Na última quarta-feira (22), a Polícia Militar de São Paulo apreendeu uma VW Kombi na avenida Aricanduva, em São Paulo. Nada de extraordinário não fosse o fato de a singela van ter um débito de R$ 25.839.476,48 em multas de trânsito. Exatamente 2.278 infrações cometidas entre 2012, último ano em que o veículo foi licenciado, até hoje. O motorista, não identificado, estava com a carteira vencida desde 2013. Mas o pior é que algo tão grave tem se tornado absurdamente comum. Este é apenas mais um dos casos de veículos sem condições de rodagem e sem documentos que viram salvo-condutos nas mãos de gente que nem habilitação tem.
Em 24 de julho deste ano, um Ford Escort 1996 foi apreendido em outra operação policial, feita especificamente para capturá-lo. Isso porque o veículo era um colecionador de infrações de trânsito e sempre as cometia na mesma região. Por coincidência, também na avenida Aricanduva. Foram 1.788 multas que totalizaram R$17.662.127,17. Isso segundo a Polícia Militar na época da apreensão. Em excelente reportagem da Veja SP, o número sobe para 1.975 multas e o valor, para R$ 20 milhões. O condutor, Oseias de Souza Rodrigues, disse à revista que "muita gente compra carros nessas condições e fica rodando até ser pego". Ele tomava cerca de 3 multas por dia desde 2015, quando comprou o veículo por R$ 600. Sem documentos. E se isenta de responsabilidade pelo fato de nunca ter dirigido bêbado, como se o próprio carro, em péssimas condições, não representasse risco de vida para ele e quem estivesse ao redor. O detalhe: Rodrigues nem tem habilitação. Pagou R$ 880 por dirigir sem ela e foi liberado.
Em novembro de 2016, a PM conseguiu pegar um Fiat Mille com débitos de R$ 9 milhões. Em dezembro do mesmo ano, também na avenida Aricanduva, um VW Gol foi recolhido com R$ 16 milhões em multas. Em outubro deste ano, um BMW devendo R$ 7 milhões. O Uol chegou a fazer um compêndio de carros com multas milionárias apreendidos. E o depoimento de Rodrigues à Veja confirma que não estamos diante de nada pitoresco, mas de uma prática corriqueira. De gente que compra carros sem documentos, ou com busca e apreensão expedida, e rodam como se não houvesse amanhã. Até que o veículo finalmente seja parado por uma blitz.
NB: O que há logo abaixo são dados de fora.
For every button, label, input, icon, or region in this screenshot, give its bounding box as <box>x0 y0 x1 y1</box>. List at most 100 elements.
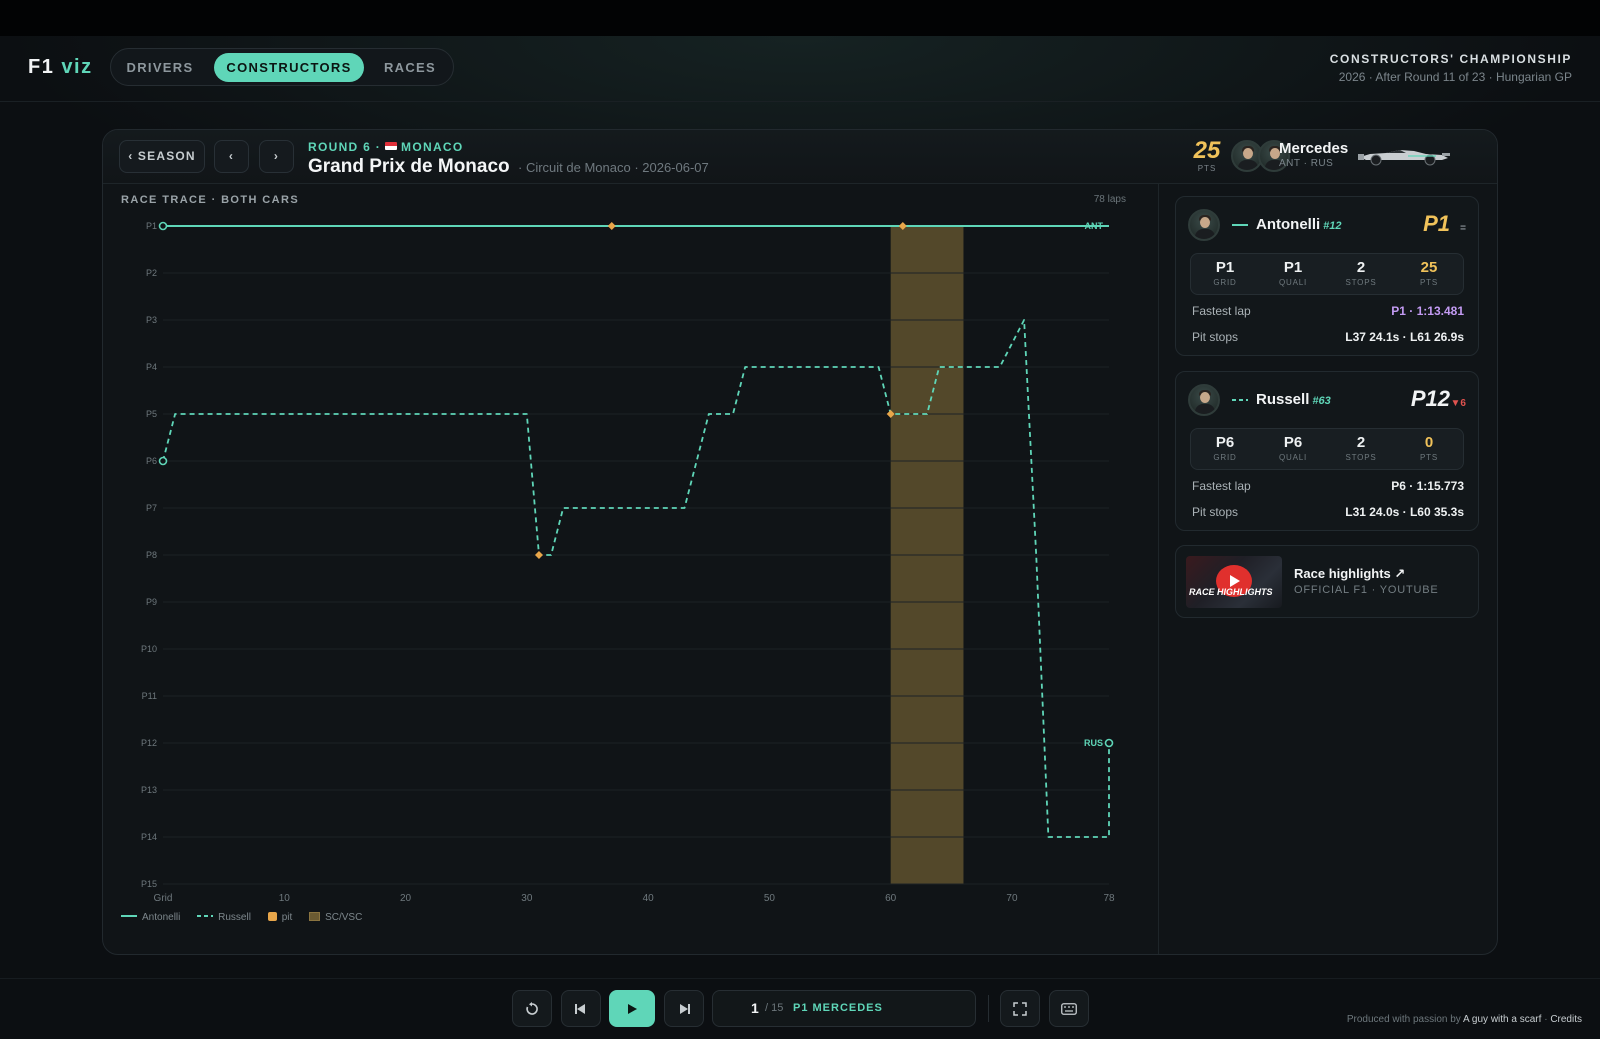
championship-subtitle: 2026 · After Round 11 of 23 · Hungarian … <box>1338 70 1572 84</box>
legend-antonelli: Antonelli <box>121 912 180 923</box>
next-race-button[interactable]: › <box>259 140 294 173</box>
frame-counter[interactable]: 1 / 15 P1 MERCEDES <box>712 990 976 1027</box>
keyboard-icon <box>1061 1002 1077 1015</box>
keyboard-shortcuts-button[interactable] <box>1049 990 1089 1027</box>
y-tick-label: P3 <box>146 315 157 325</box>
x-tick-label: Grid <box>154 893 173 904</box>
y-tick-label: P8 <box>146 550 157 560</box>
x-tick-label: 70 <box>1006 893 1018 904</box>
series-end-label: ANT <box>1085 221 1104 231</box>
finish-position: P12 <box>1410 386 1450 411</box>
x-tick-label: 60 <box>885 893 897 904</box>
stat-quali: P6 QUALI <box>1278 434 1307 462</box>
tab-constructors[interactable]: CONSTRUCTORS <box>214 53 364 82</box>
fastest-lap-row: Fastest lap P1 · 1:13.481 <box>1192 304 1464 318</box>
monaco-flag-icon <box>385 142 398 150</box>
app-logo[interactable]: F1 viz <box>28 56 93 79</box>
step-back-button[interactable] <box>561 990 601 1027</box>
tab-races[interactable]: RACES <box>375 53 445 82</box>
stat-points: 0 PTS <box>1420 434 1438 462</box>
step-forward-button[interactable] <box>664 990 704 1027</box>
x-tick-label: 30 <box>521 893 533 904</box>
step-back-icon <box>575 1003 585 1014</box>
highlights-thumbnail[interactable]: RACE HIGHLIGHTS <box>1186 556 1282 608</box>
end-marker <box>1104 738 1114 748</box>
y-tick-label: P1 <box>146 221 157 231</box>
y-tick-label: P12 <box>141 738 157 748</box>
window-top-bar <box>0 0 1600 36</box>
highlights-title: Race highlights ↗ <box>1294 566 1406 581</box>
step-forward-icon <box>680 1003 690 1014</box>
car-icon <box>1358 150 1450 166</box>
highlights-source: OFFICIAL F1 · YOUTUBE <box>1294 584 1439 596</box>
race-highlights-link[interactable]: RACE HIGHLIGHTS Race highlights ↗ OFFICI… <box>1175 545 1479 618</box>
team-name: Mercedes <box>1279 140 1349 157</box>
y-tick-label: P14 <box>141 832 157 842</box>
driver-avatar <box>1188 209 1220 241</box>
pit-marker <box>534 551 543 559</box>
play-button[interactable] <box>609 990 655 1027</box>
race-trace-chart: P1 P2 P3 P4 P5 P6 P7 P8 P9 P10 P11 P12 P13 P14 P15 Grid… <box>141 221 1115 904</box>
championship-title: CONSTRUCTORS' CHAMPIONSHIP <box>1329 52 1572 66</box>
championship-info: CONSTRUCTORS' CHAMPIONSHIP 2026 · After … <box>1330 52 1572 84</box>
pit-stops-row: Pit stops L37 24.1s · L61 26.9s <box>1192 330 1464 344</box>
team-points: 25 PTS <box>1193 137 1221 174</box>
driver-avatar <box>1188 384 1220 416</box>
dashed-line-icon <box>1232 399 1248 401</box>
driver-name: Antonelli #12 <box>1256 216 1342 233</box>
start-marker <box>158 221 168 231</box>
race-title: Grand Prix de Monaco <box>308 156 510 177</box>
fastest-lap-row: Fastest lap P6 · 1:15.773 <box>1192 479 1464 493</box>
race-header: ‹ SEASON ‹ › ROUND 6 · MONACO Grand Prix … <box>103 130 1497 184</box>
season-button[interactable]: ‹ SEASON <box>119 140 205 173</box>
prev-race-button[interactable]: ‹ <box>214 140 249 173</box>
fullscreen-icon <box>1013 1001 1027 1016</box>
main-nav-tabs: DRIVERS CONSTRUCTORS RACES <box>110 48 454 86</box>
solid-line-icon <box>1232 224 1248 226</box>
driver-name: Russell #63 <box>1256 391 1331 408</box>
stat-grid: P6 GRID <box>1213 434 1237 462</box>
finish-position: P1 <box>1423 211 1450 236</box>
restart-button[interactable] <box>512 990 552 1027</box>
controls-divider <box>988 995 989 1022</box>
race-panel: ‹ SEASON ‹ › ROUND 6 · MONACO Grand Prix … <box>102 129 1498 955</box>
position-delta: = <box>1460 223 1466 234</box>
credits-footer: Produced with passion by A guy with a sc… <box>1346 1014 1582 1025</box>
driver-card-antonelli[interactable]: Antonelli #12 P1 = P1 GRID P1 QUALI 2 STOPS … <box>1175 196 1479 356</box>
y-tick-label: P4 <box>146 362 157 372</box>
sidebar-divider <box>1158 184 1159 954</box>
thumbnail-text: RACE HIGHLIGHTS <box>1189 587 1273 597</box>
author-link[interactable]: A guy with a scarf <box>1463 1014 1541 1025</box>
tab-drivers[interactable]: DRIVERS <box>119 53 201 82</box>
stat-points: 25 PTS <box>1420 259 1438 287</box>
y-tick-label: P7 <box>146 503 157 513</box>
race-subtitle: · Circuit de Monaco · 2026-06-07 <box>518 160 709 175</box>
app-header: F1 viz DRIVERS CONSTRUCTORS RACES CONSTR… <box>0 36 1600 102</box>
driver-card-russell[interactable]: Russell #63 P12 ▼6 P6 GRID P6 QUALI 2 STOPS … <box>1175 371 1479 531</box>
y-tick-label: P15 <box>141 879 157 889</box>
x-tick-label: 78 <box>1103 893 1115 904</box>
series-line-russell <box>162 319 1110 838</box>
stat-stops: 2 STOPS <box>1345 259 1377 287</box>
y-tick-label: P9 <box>146 597 157 607</box>
team-driver-codes: ANT · RUS <box>1279 158 1334 169</box>
restart-icon <box>526 1001 538 1015</box>
play-icon <box>628 1003 637 1014</box>
x-tick-label: 20 <box>400 893 412 904</box>
y-tick-label: P6 <box>146 456 157 466</box>
x-tick-label: 10 <box>279 893 291 904</box>
fullscreen-button[interactable] <box>1000 990 1040 1027</box>
x-tick-label: 50 <box>764 893 776 904</box>
driver-stats: P1 GRID P1 QUALI 2 STOPS 25 PTS <box>1190 253 1464 295</box>
footer-divider <box>0 978 1600 979</box>
credits-link[interactable]: Credits <box>1550 1014 1582 1025</box>
legend-russell: Russell <box>197 912 251 923</box>
stat-grid: P1 GRID <box>1213 259 1237 287</box>
legend-sc: SC/VSC <box>309 912 362 923</box>
y-tick-label: P5 <box>146 409 157 419</box>
x-tick-label: 40 <box>643 893 655 904</box>
y-tick-label: P13 <box>141 785 157 795</box>
y-tick-label: P10 <box>141 644 157 654</box>
y-tick-label: P2 <box>146 268 157 278</box>
stat-stops: 2 STOPS <box>1345 434 1377 462</box>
Isso mostra uma série de coisas. Como nosso desgoverno. No Brasil, ninguém sabe o tamanho real da frota porque há veículos que viraram sucata e que não sofreram baixa. Veículos sem licenciamento continuam a rodar tranquilamente por anos. Policiais ficam com pena de parar veículos em péssimas condições porque sabem que eles podem ser o ganha-pão de quem está dirigindo, mas se esquecem de que aquelas traquitanas podem ficar sem freios e matar muitos inocentes. Em suma, o governo falha em controlar, fiscalizar e em tirar das ruas o que já não deveria mais estar nelas. Mas o que há de pior em todas essas histórias é o que parece ser um ethos nacional, de gente que não se importa em comprar veículos ilegais, de forjar documentos ou de nem se preocupar com eles e que age como se isso fosse a coisa mais normal do mundo. Porque "não pega nada". Porque basta pagar uma multa e sair andando. Às vezes nem isso. E ainda tem quem culpe o fato de as infrações multiplicarem de valor como "indústria da multa", como se milhares de infrações não fossem motivo suficiente para alguém ser banido por toda a vida de chegar a 10 m de qualquer automóvel. Dirigir não é um direito. É um privilégio que só deve ser concedido a quem sabe a tremenda responsabilidade que isso envolve.
Ao não ficarmos escandalizados com esse tipo de coisa, ao deixarmos para lá, permitimos que se chegue a um nível de descrédito tão grande que soa a piada falar em um ambiente minimamente civilizado. Impera a anarquia, onde quem respeita a lei se sente um tremendo idiota e os "espertos" se vangloriam de encontrar negócios da China como esses de comprar carros sem documento, sem manutenção e dirigir sem CNH. E sem vergonha de fazer tanta coisa errada. O gosto por coisas que "não dão em nada" está nos levando a um país que não vai a lugar nenhum.